Estos dibujos ya no eran aleatorios.
Las curvas eran demasiado deliberadas. Las formas demasiado antiguas. Demasiado familiares.
Había observado algunos de ellos antes: grabados en libros antiguos, tallados en piedra en lo más profundo de los pasadizos oscuros del Bastión.
Lo peor era que él no recordaba haberlos dibujado.
Estaría tarareando suavemente para sí mismo sentado en el suelo, luego parpadearía y momentáneamente frunciría el ceño como si notara los símbolos por primera vez. Me asustaba mucho más de lo que quería admitir. Ni siquiera Nikolai había pasado por alto el cambio. En silencio pero con atención, ahora observaba a Ivan como si esperara algo que ninguno de nosotros se atrevía a mencionar.
Y los sueños. Lo dejaban sudando y susurrando a aquellos que no estaban allí. Nombres desconocidos. Lugares que ningún niño debería conocer.
Esta noche estaba sucediendo una vez más.
Cuando había ido a su habitación para ver cómo estaba, lo descubrí murmurando suavemente, apenas por encima de un susurro, en una lengua más antigua que la tierra misma.
“…sa’ven noxil… fenar ai…”
En la puerta, me quedé paralizada.
No me vio. Entreabiertos, sus ojos brillaban con un resplandor plateado-azulado. Sus manos flotaban sobre las mantas, moviéndose como si arrancara hilos fantasmales del aire.

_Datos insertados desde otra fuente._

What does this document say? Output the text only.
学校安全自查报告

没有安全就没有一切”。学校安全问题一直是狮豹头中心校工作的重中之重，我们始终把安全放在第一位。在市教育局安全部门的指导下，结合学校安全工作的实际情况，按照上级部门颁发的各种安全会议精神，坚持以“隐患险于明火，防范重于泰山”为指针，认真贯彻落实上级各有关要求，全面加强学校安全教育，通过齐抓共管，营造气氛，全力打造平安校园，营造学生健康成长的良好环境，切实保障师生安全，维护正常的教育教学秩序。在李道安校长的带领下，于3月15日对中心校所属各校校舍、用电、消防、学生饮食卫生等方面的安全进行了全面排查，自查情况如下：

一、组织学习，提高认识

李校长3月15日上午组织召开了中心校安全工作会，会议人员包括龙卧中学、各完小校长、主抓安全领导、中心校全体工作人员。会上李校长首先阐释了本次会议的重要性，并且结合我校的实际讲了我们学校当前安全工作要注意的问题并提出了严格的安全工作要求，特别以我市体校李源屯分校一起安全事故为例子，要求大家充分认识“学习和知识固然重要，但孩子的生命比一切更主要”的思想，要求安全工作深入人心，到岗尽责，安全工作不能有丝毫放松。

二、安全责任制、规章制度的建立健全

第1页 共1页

—Ivan —dije suavemente, tratando de no asustarlo—. Cariño, soy Mamá.
Parpadeó lentamente. Luego, sin mirarme, susurró:
—La sangre nunca debió atarla a ella. Ella no fue la elegida. Lo fui yo.
Me quedé muy quieta.
Estaba confundido, desorientado cuando volvía en sí. Evité bombardearlo con preguntas. Solo tenía cinco años. Su cuerpo carecía de la capacidad para cualquier energía que se despertara dentro de él. Aun así, podía sentirlo: algo antiguo comenzaba a manifestarse.
Sabía que tenía que obtener algunas respuestas.

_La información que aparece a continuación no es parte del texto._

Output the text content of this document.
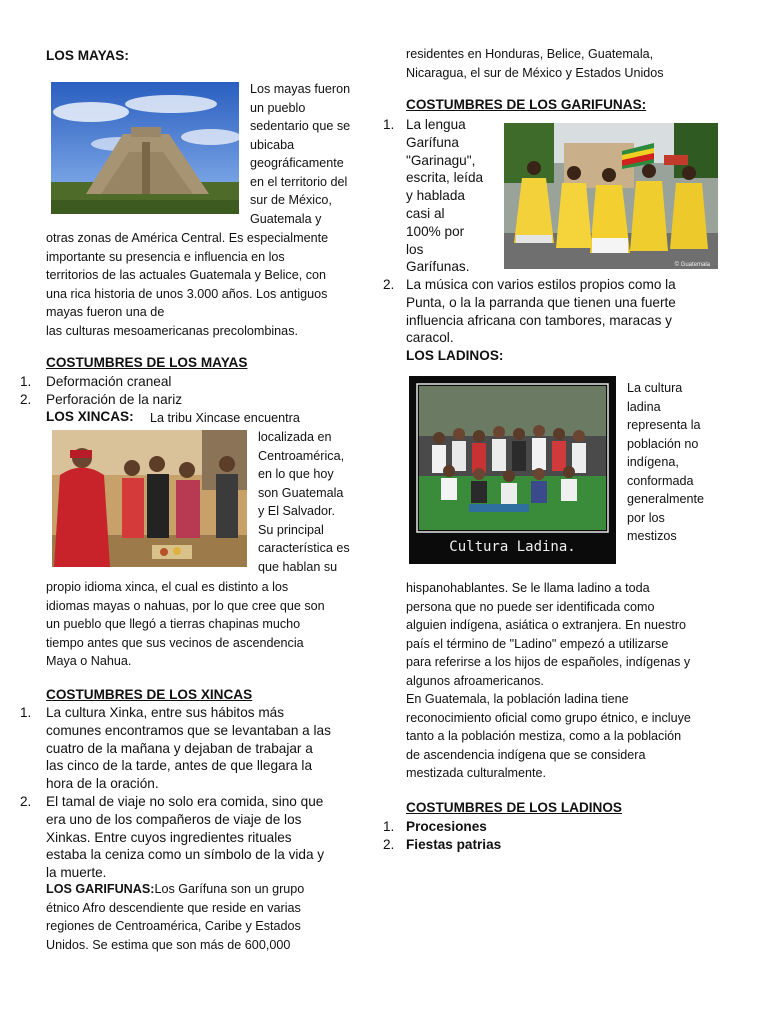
LOS MAYAS:
Los mayas fueron
un pueblo
sedentario que se
ubicaba
geográficamente
en el territorio del
sur de México,
Guatemala y
otras zonas de América Central. Es especialmente
importante su presencia e influencia en los
territorios de las actuales Guatemala y Belice, con
una rica historia de unos 3.000 años. Los antiguos
mayas fueron una de
las culturas mesoamericanas precolombinas.
COSTUMBRES DE LOS MAYAS
1. Deformación craneal
2. Perforación de la nariz
LOS XINCAS: La tribu Xincase encuentra
localizada en
Centroamérica,
en lo que hoy
son Guatemala
y El Salvador.
Su principal
característica es
que hablan su
propio idioma xinca, el cual es distinto a los
idiomas mayas o nahuas, por lo que cree que son
un pueblo que llegó a tierras chapinas mucho
tiempo antes que sus vecinos de ascendencia
Maya o Nahua.
COSTUMBRES DE LOS XINCAS
1. La cultura Xinka, entre sus hábitos más
comunes encontramos que se levantaban a las
cuatro de la mañana y dejaban de trabajar a
las cinco de la tarde, antes de que llegara la
hora de la oración.
2. El tamal de viaje no solo era comida, sino que
era uno de los compañeros de viaje de los
Xinkas. Entre cuyos ingredientes rituales
estaba la ceniza como un símbolo de la vida y
la muerte.
LOS GARIFUNAS:Los Garífuna son un grupo
étnico Afro descendiente que reside en varias
regiones de Centroamérica, Caribe y Estados
Unidos. Se estima que son más de 600,000
residentes en Honduras, Belice, Guatemala,
Nicaragua, el sur de México y Estados Unidos
COSTUMBRES DE LOS GARIFUNAS:
1. La lengua
Garífuna
"Garinagu",
escrita, leída
y hablada
casi al
100% por
los
Garífunas.
2. La música con varios estilos propios como la
Punta, o la la parranda que tienen una fuerte
influencia africana con tambores, maracas y
caracol.
© Guatemala
LOS LADINOS:
Cultura Ladina.
La cultura
ladina
representa la
población no
indígena,
conformada
generalmente
por los
mestizos
hispanohablantes. Se le llama ladino a toda
persona que no puede ser identificada como
alguien indígena, asiática o extranjera. En nuestro
país el término de "Ladino" empezó a utilizarse
para referirse a los hijos de españoles, indígenas y
algunos afroamericanos.
En Guatemala, la población ladina tiene
reconocimiento oficial como grupo étnico, e incluye
tanto a la población mestiza, como a la población
de ascendencia indígena que se considera
mestizada culturalmente.
COSTUMBRES DE LOS LADINOS
1. Procesiones
2. Fiestas patrias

Solo una persona podría poseerlas.
La vidente.
Me dirigí hacia el borde del Valle Olvidado a través del bosque. Este no era un lugar que simplemente visitaras. Más allá de la curva del río, donde la niebla cubría el aire como una segunda piel, residía la Vidente. Aquí la tierra se doblaba de manera anormal, la luz se movía más lentamente y el sonido viajaba como ondas en el agua.
Tenía solo dieciséis años cuando la conocí por primera vez. Ella había hablado en acertijos también entonces, medio loca con el conocimiento y el peso de saber demasiado. Sus palabras, sin embargo, siempre habían encontrado la verdad a través del tiempo.

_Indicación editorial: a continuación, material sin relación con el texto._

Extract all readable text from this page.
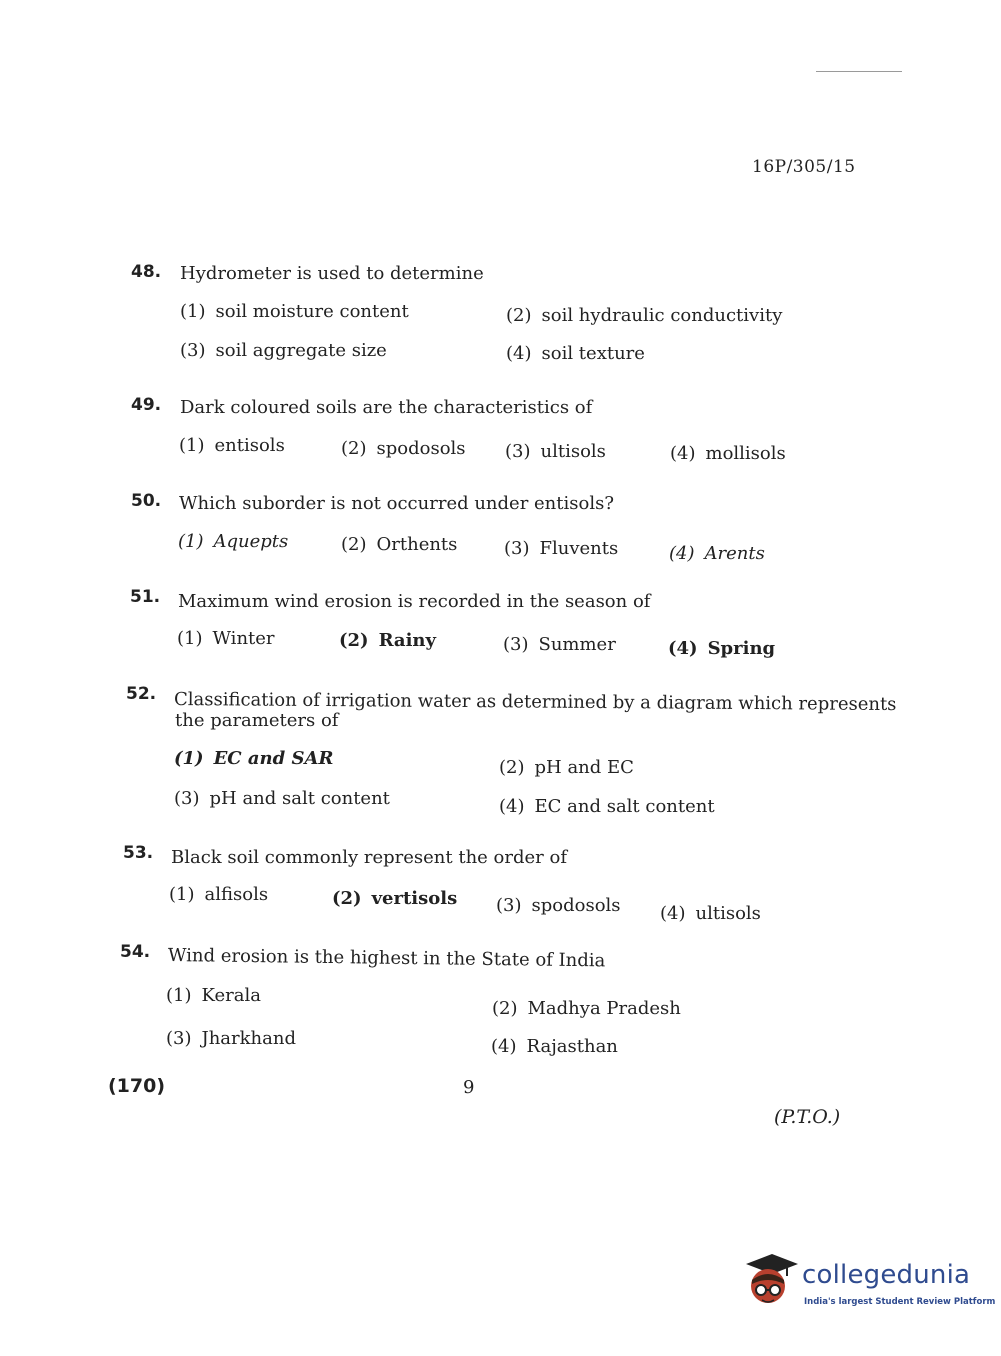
16P/305/15
48. Hydrometer is used to determine
(1) soil moisture content	(2) soil hydraulic conductivity
(3) soil aggregate size	(4) soil texture
49. Dark coloured soils are the characteristics of
(1) entisols	(2) spodosols (3) ultisols	(4) mollisols
50. Which suborder is not occurred under entisols?
(1) Aquepts	(2) Orthents	(3) Fluvents	(4) Arents
51. Maximum wind erosion is recorded in the season of
(1) Winter	(2) Rainy	(3) Summer	(4) Spring
52. Classification of irrigation water as determined by a diagram which represents
the parameters of
(1) EC and SAR	(2) pH and EC
(3) pH and salt content	(4) EC and salt content
53. Black soil commonly represent the order of
(1) alfisols	(2) vertisols (3) spodosols (4) ultisols
54. Wind erosion is the highest in the State of India
(1) Kerala
(2) Madhya Pradesh
(3) Jharkhand	(4) Rajasthan
(170)	9
(P.T.O.)
collegedunia
India's largest Student Review Platform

Envuelta en una capa con capucha, navegué por el bosque oscuro mientras me acercaba a la choza situada bajo el árbol llorón. Estaba sola.
Me detuve un momento para asimilarlo todo.
No había cambiado.
Ella tampoco.
Estaba de pie en la puerta antes de que siquiera me bajara.
—Llegas tarde —graznó, con ojos ciegos brillando con una extraña conciencia—. El niño sueña, ¿verdad?
Tragué saliva.
—¿Lo viste?
—Oigo —dijo, tocándose la sien—. Oigo la magia gritar.
Dentro, la choza olía a tomillo, flores secas y ceniza quemada. Sus manos se movían con un propósito, encendiendo velas que ardían con llama verde-azulada. Me hizo un gesto para que me sentara, y obedecí.
—Una vez me diste una profecía —dije—. Sobre la línea real. Sobre el niño nacido con dos sombras.
—Sí. —Sonrió con dientes amarillentos—. Y ahora la segunda sombra comienza a agitarse.
Fruncí el ceño. —¿Qué significa eso?
—Crees que el niño solo tiene un alma. Pero eso sería demasiado simple, ¿no?
Me tensé. —¿Estás diciendo que hay… algo más dentro de él?
Sacudió la cabeza. —No. Con él. Gemelo por el destino, pero no por la sangre. El de pelo plateado intentó doblar su hilo con el de otro, pero el tejido se negó. El poder no puede ser robado… elige.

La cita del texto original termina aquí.